One thing I notice now with my Slow Play exercise is a lack of instructions of what to do when you’re finished. I think it is appropriate to write some sort of conclusion to help synthesise some of the thoughts from the game.

I’ve surely played a few “get all the endings” games in my time. The reason “16 ways to kill a vampire in McDonalds” is so well-regarded is that it takes that experience and polishes it.

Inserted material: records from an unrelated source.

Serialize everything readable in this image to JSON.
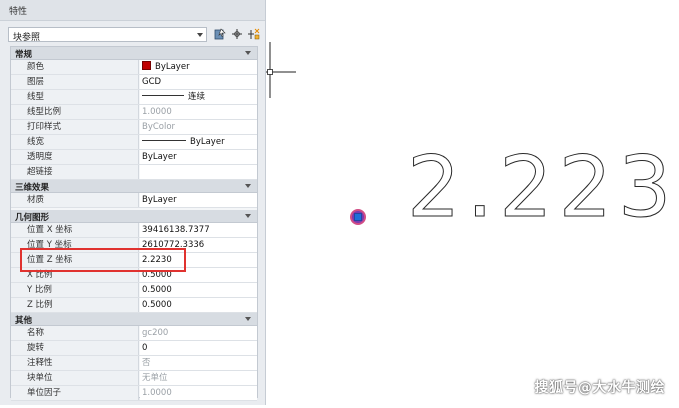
{
  "palette": {
    "title": "特性",
    "selector": "块参照",
    "toolbar": {
      "select_objects_icon": "select-objects-icon",
      "quick_select_icon": "quick-select-icon",
      "toggle_pickadd_icon": "pickadd-icon"
    },
    "sections": {
      "general": {
        "title": "常规",
        "rows": [
          {
            "label": "颜色",
            "value": "ByLayer"
          },
          {
            "label": "图层",
            "value": "GCD"
          },
          {
            "label": "线型",
            "value": "连续"
          },
          {
            "label": "线型比例",
            "value": "1.0000"
          },
          {
            "label": "打印样式",
            "value": "ByColor"
          },
          {
            "label": "线宽",
            "value": "ByLayer"
          },
          {
            "label": "透明度",
            "value": "ByLayer"
          },
          {
            "label": "超链接",
            "value": ""
          }
        ]
      },
      "3d": {
        "title": "三维效果",
        "rows": [
          {
            "label": "材质",
            "value": "ByLayer"
          }
        ]
      },
      "geometry": {
        "title": "几何图形",
        "rows": [
          {
            "label": "位置 X 坐标",
            "value": "39416138.7377"
          },
          {
            "label": "位置 Y 坐标",
            "value": "2610772.3336"
          },
          {
            "label": "位置 Z 坐标",
            "value": "2.2230"
          },
          {
            "label": "X 比例",
            "value": "0.5000"
          },
          {
            "label": "Y 比例",
            "value": "0.5000"
          },
          {
            "label": "Z 比例",
            "value": "0.5000"
          }
        ]
      },
      "misc": {
        "title": "其他",
        "rows": [
          {
            "label": "名称",
            "value": "gc200"
          },
          {
            "label": "旋转",
            "value": "0"
          },
          {
            "label": "注释性",
            "value": "否"
          },
          {
            "label": "块单位",
            "value": "无单位"
          },
          {
            "label": "单位因子",
            "value": "1.0000"
          }
        ]
      }
    }
  },
  "drawing": {
    "elevation_text": "2.223"
  },
  "watermark": "搜狐号@大水牛测绘",
  "colors": {
    "color_swatch": "#c00000",
    "highlight_box": "#e0322f",
    "insertion_marker_outer": "#cc3366",
    "insertion_marker_inner": "#1e6fd9"
  }
}
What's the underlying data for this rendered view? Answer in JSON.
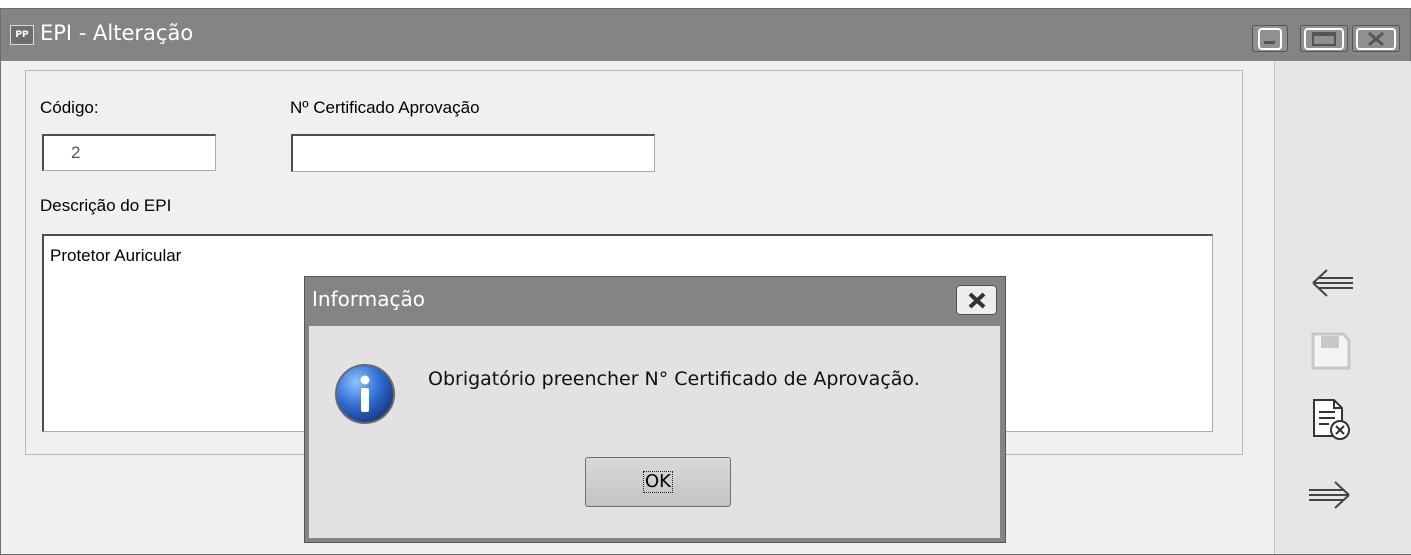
{
  "window": {
    "app_icon_text": "PP",
    "title": "EPI - Alteração"
  },
  "form": {
    "codigo_label": "Código:",
    "codigo_value": "2",
    "certificado_label": "Nº Certificado Aprovação",
    "certificado_value": "",
    "descricao_label": "Descrição do EPI",
    "descricao_value": "Protetor Auricular"
  },
  "side_toolbar": {
    "items": [
      {
        "icon": "arrow-left-icon",
        "enabled": true
      },
      {
        "icon": "save-icon",
        "enabled": false
      },
      {
        "icon": "cancel-document-icon",
        "enabled": true
      },
      {
        "icon": "arrow-right-icon",
        "enabled": true
      }
    ]
  },
  "dialog": {
    "title": "Informação",
    "message": "Obrigatório preencher N° Certificado de Aprovação.",
    "ok_label": "OK",
    "icon": "information-icon"
  },
  "colors": {
    "titlebar": "#848484",
    "window_bg": "#f0f0f0",
    "info_icon_blue": "#2c6bd0"
  }
}
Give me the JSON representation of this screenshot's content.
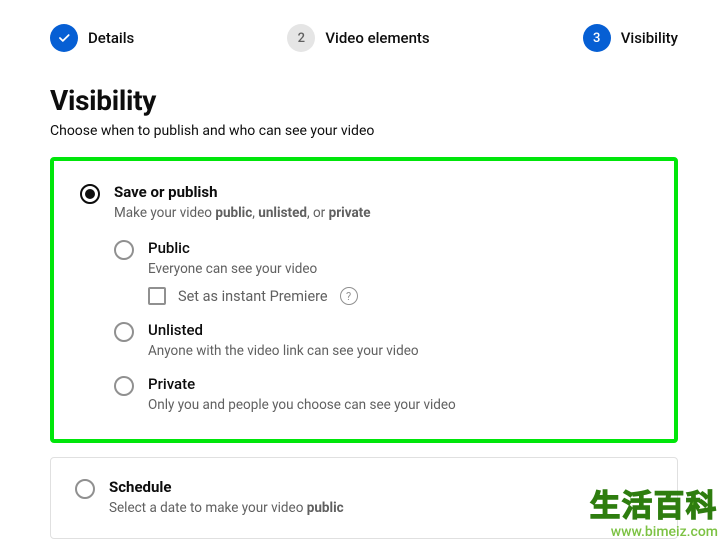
{
  "stepper": {
    "step1": {
      "label": "Details"
    },
    "step2": {
      "number": "2",
      "label": "Video elements"
    },
    "step3": {
      "number": "3",
      "label": "Visibility"
    }
  },
  "heading": {
    "title": "Visibility",
    "subtitle": "Choose when to publish and who can see your video"
  },
  "save_publish": {
    "title": "Save or publish",
    "desc_prefix": "Make your video ",
    "desc_bold1": "public",
    "desc_sep1": ", ",
    "desc_bold2": "unlisted",
    "desc_sep2": ", or ",
    "desc_bold3": "private",
    "options": {
      "public": {
        "title": "Public",
        "desc": "Everyone can see your video",
        "premiere_label": "Set as instant Premiere"
      },
      "unlisted": {
        "title": "Unlisted",
        "desc": "Anyone with the video link can see your video"
      },
      "private": {
        "title": "Private",
        "desc": "Only you and people you choose can see your video"
      }
    }
  },
  "schedule": {
    "title": "Schedule",
    "desc_prefix": "Select a date to make your video ",
    "desc_bold": "public"
  },
  "watermark": {
    "cn": "生活百科",
    "url": "www.bimeiz.com"
  }
}
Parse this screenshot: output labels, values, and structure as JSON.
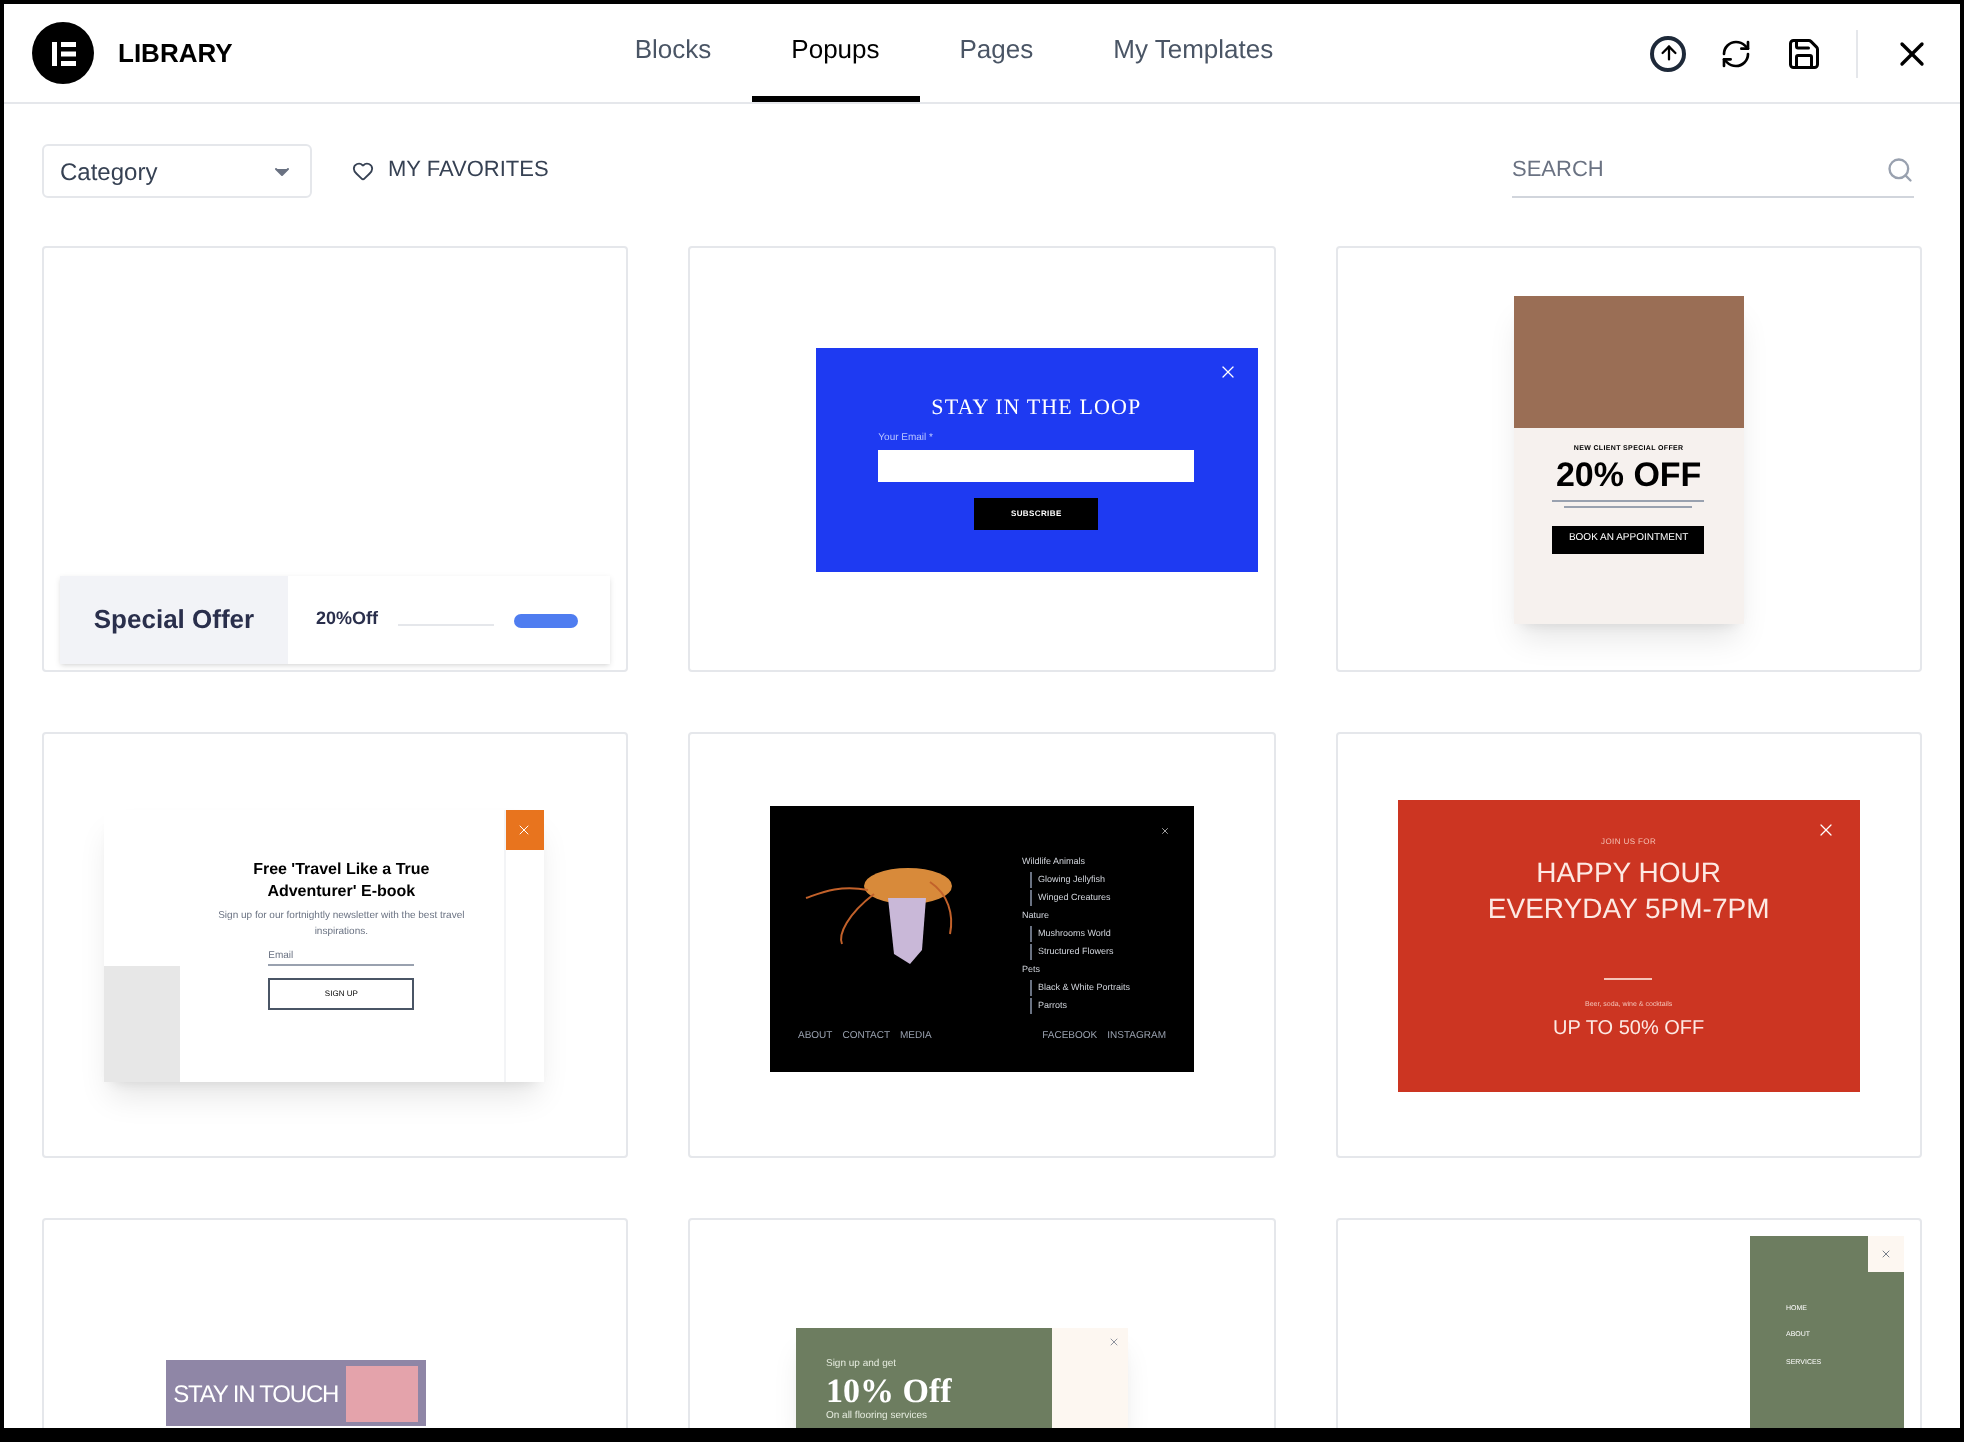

Many of the puzzles have a bit of push-and-pull. Compare with Mike Spivey’s Sugarlawn where you’re more-or-less finding racing lines through the mansion, here you pick a direction and a direct approach doesn’t work. Corfman makes use of everything at her disposal: bobby pins are hidden in the inventory; the vampire is open and vulnerable for about 20 minutes before flirting with the cashier; there’s five locations and you can probably kill the vampire in each in different but not all the ways; and there are soft and hard fail states giving a different texture of exploration rather than all literal dead ends.

The game is quite explicit with what is usable, and how. It even tells you about things you haven’t experienced or have available. This drops the friction and how that interacts with difficulty, at the cost of having to move the surprises elsewhere.

I also liked that “16” wasn’t just a four-deep binary tree of options, but roughly “we came up with these different ideas and this was the most we could get without being too specialized”. There is a nice amount of reuse of elements or multiple paths to each victory.

If I’m to compare that with my own game “Hand-me-down”, I had a lot of things that were for individual paths and they didn’t really cross. You didn’t need all the paths to finish in my game. However I think “there are many paths, some rejoining, pick one” is much cleaner gameplay for players versus Hand-me-Down’s “there are many paths, pick one out of each category”. Hand-me-Down’s approach seemed to be received as “well I got enough to claim an ending”. Paying for an ending in puzzle shrapnel, rather than nailing a sequence of puzzle techniques like in “16 ways”.